Table 5. Means for contents of leaf nitrogen (LNC), phosphorus (LPC), potassium (LKC), magnesiun (LMgC) and calcium (LCaC) of seedlings of "Vitória" and "Imperial" pineapple cultivars grown on substrates containing bovine manure (BM), goat manure (GM) and organic compost (OC) with and without hydrogel at 270 days of acclimatization. Mossoró, RN, 2014.
Fagundes et al. (2015), studying water absorbing polymers for the reduction of nutrients leached during the seedling production of yellow passion fruits, found that N losses by leaching decreased as the dose of the polymer increased in relation to the leached material without the incorporation of a water absorbing polymer. Furthermore, bovine manure may have influenced the substrate and was structurally reflected in the decrease of the leachate of this nutrient.
Regarding phosphorus, bovine and goat manures performed better with the "Vitória" cultivar when the hydrogel was used, being statistically different. However, only bovine manure was positively influenced by the hydrogel. For the "Imperial", there was no influence of organic sources and hydrogel (Table 5).
Potassium also behaved similarly. Bovine and goat manures increased to a higher degree the leaf content of potassium in "Vitória" when the hydrogel was not incorporated into the substrate. When the hydrogel was used, only bovine manure provided an increase of potassium in leaves of the "Vitória" cultivar. For the "Imperial" cultivar, the bovine manure also provided a higher leaf potassium accumulation when the hydrogel was incorporated into the substrate, differing significantly from the non-use of the hydrogel for this organic source (Table 5).
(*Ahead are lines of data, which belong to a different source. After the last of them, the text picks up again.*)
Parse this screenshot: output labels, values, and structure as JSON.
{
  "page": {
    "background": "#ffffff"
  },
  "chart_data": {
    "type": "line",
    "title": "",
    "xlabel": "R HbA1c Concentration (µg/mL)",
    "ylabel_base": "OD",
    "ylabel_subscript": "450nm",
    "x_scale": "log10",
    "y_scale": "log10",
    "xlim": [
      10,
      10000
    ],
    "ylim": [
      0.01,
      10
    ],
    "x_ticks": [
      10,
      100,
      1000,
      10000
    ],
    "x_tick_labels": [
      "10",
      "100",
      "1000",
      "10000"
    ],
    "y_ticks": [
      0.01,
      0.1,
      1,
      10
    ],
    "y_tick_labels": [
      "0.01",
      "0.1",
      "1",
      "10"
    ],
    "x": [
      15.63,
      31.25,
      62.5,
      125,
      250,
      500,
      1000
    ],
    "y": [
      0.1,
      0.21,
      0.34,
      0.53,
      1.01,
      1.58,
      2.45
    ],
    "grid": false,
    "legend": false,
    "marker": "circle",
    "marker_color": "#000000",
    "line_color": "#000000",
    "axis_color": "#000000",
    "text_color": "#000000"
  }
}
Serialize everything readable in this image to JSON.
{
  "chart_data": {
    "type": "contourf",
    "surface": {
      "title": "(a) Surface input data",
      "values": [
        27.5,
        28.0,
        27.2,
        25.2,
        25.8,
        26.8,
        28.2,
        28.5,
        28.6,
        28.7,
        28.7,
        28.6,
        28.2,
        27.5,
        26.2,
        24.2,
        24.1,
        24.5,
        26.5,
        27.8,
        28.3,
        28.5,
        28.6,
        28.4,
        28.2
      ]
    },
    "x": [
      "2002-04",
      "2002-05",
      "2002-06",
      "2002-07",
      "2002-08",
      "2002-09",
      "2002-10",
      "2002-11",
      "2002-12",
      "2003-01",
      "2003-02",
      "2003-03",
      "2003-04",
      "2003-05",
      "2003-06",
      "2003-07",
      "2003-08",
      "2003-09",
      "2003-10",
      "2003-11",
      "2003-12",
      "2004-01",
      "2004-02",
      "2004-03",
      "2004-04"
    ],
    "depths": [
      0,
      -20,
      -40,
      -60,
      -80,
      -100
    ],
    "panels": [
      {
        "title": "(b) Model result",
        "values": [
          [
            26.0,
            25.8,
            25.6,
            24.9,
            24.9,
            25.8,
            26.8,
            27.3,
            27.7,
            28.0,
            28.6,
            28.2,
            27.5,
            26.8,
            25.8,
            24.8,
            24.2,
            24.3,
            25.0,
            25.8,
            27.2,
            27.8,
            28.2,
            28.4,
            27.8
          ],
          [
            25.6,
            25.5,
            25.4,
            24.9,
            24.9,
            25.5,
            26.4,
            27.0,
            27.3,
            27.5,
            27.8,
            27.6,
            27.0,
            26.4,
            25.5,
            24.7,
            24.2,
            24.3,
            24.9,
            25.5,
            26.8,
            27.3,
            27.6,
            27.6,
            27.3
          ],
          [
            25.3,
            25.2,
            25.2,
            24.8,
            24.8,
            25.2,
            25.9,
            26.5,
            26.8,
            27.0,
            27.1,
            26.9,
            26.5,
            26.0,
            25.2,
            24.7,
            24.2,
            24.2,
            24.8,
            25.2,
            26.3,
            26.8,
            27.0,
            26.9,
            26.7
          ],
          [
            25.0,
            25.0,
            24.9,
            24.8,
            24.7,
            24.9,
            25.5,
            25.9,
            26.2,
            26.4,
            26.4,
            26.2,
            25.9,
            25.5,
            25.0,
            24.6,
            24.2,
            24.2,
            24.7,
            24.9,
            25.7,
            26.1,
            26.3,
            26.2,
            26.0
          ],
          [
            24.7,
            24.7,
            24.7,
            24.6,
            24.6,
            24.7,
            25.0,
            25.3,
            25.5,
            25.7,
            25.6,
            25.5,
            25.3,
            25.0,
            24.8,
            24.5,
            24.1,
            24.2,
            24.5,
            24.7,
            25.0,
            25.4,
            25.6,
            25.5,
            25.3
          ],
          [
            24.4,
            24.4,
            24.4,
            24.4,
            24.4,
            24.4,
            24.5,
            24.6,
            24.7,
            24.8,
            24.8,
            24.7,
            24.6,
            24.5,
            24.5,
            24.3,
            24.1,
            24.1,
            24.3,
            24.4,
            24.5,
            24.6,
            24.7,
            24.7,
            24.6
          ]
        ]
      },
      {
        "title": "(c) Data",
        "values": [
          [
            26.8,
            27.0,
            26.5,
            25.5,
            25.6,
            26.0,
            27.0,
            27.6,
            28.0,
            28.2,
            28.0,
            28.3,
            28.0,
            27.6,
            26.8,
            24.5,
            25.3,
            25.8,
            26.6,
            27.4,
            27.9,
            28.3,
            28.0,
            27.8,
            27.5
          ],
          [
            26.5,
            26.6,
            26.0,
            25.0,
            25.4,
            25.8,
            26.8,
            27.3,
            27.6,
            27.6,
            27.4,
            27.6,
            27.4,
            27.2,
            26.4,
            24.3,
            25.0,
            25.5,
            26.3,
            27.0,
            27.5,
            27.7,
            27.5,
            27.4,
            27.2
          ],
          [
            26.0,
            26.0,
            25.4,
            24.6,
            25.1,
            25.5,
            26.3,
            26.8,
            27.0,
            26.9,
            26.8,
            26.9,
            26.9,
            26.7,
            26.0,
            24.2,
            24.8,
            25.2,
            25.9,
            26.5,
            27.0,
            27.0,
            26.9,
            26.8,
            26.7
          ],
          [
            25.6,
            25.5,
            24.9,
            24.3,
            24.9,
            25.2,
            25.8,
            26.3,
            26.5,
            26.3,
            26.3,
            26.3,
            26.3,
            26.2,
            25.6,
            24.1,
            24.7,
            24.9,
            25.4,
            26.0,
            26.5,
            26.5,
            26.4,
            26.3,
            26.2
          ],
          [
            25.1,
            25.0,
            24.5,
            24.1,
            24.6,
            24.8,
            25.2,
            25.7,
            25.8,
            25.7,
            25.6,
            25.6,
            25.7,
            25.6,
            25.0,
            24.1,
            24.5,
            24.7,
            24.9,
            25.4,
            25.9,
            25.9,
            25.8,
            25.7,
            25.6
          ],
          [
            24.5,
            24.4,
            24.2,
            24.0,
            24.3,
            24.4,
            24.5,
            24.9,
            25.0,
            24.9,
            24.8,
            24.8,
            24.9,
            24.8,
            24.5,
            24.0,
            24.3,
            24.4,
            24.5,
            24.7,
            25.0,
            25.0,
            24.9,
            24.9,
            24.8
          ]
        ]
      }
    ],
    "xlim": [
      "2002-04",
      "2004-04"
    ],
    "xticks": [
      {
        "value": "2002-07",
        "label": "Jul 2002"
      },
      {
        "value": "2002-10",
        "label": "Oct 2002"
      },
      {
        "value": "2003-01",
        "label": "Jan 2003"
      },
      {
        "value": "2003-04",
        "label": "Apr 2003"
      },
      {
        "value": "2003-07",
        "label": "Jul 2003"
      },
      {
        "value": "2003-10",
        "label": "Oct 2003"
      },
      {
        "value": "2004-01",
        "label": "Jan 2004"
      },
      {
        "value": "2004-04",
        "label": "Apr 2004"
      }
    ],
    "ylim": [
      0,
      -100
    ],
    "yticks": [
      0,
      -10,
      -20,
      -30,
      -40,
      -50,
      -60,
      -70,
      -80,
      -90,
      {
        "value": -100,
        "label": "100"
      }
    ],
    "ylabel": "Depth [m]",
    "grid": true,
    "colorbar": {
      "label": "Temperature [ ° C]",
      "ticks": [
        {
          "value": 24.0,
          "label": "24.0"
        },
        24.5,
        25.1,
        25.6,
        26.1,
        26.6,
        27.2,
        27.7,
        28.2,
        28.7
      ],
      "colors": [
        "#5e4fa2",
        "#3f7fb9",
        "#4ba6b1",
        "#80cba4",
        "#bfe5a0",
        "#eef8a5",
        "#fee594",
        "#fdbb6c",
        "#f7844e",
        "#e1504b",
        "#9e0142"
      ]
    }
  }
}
It is important to note that bovine manure is the source with the highest amount of potassium in its chemical composition among the organic sources evaluated in this study (Table 1). Oliveira and Natale (2013), studying "Imperial" leaf levels of macronutrients and micronutrients in function of nitrogen and potassium doses, stated that the K contents in leaves increased linearly and positively due to the increase in potassium doses that were applied. In addition, the bovine manure may have provided greater bio stabilization to the substrate, with lower losses even without the addition of the polymer. This is possible because its characteristics contributed to increase the water storage capacity and the availability of nutrients to the plants. Combined with it, the availability of water with the addition of the polymer into the substrate promotes the uptake of nutrients by plants (Oliveira et al., 2004), preventing it from being lost by leaching.
According to Table 5, there was a tendency of bovine manure to provide a greater increase in calcium in the "Vitória" cultivar when the hydrogel was used. However, when the hydrogel was not incorporated into the substrate, the organic compost provided higher leaf calcium content, differing statistically by Scott Knott test at 5% probability. For the "Imperial" cultivar, there was no influence of organic sources and the use of the hydrogel. For magnesium, there were no statistical differences regarding organic sources and use of the hydrogel for the two cultivars. In addition, the average values ​​presented in this work for leaf calcium and magnesium contents were lower than those considered suitable by nutritional studies with pineapple seedlings during the acclimatization stage (Teixeira et al., 2009; Baldotto et al., 2009; Leonardo et al., 2013; Ramos et al., 2011; Cruz et al., 2015).
Oliveira and Natale (2013) studied leaf contents of macronutrients and micronutrients in "Imperial" pineapple seedlings and found that, just as Ca, Mg leaf contents decreased with a negative linear effect as the doses of K2O increased, a behavior similar to that was found by Spironello et al. (2004).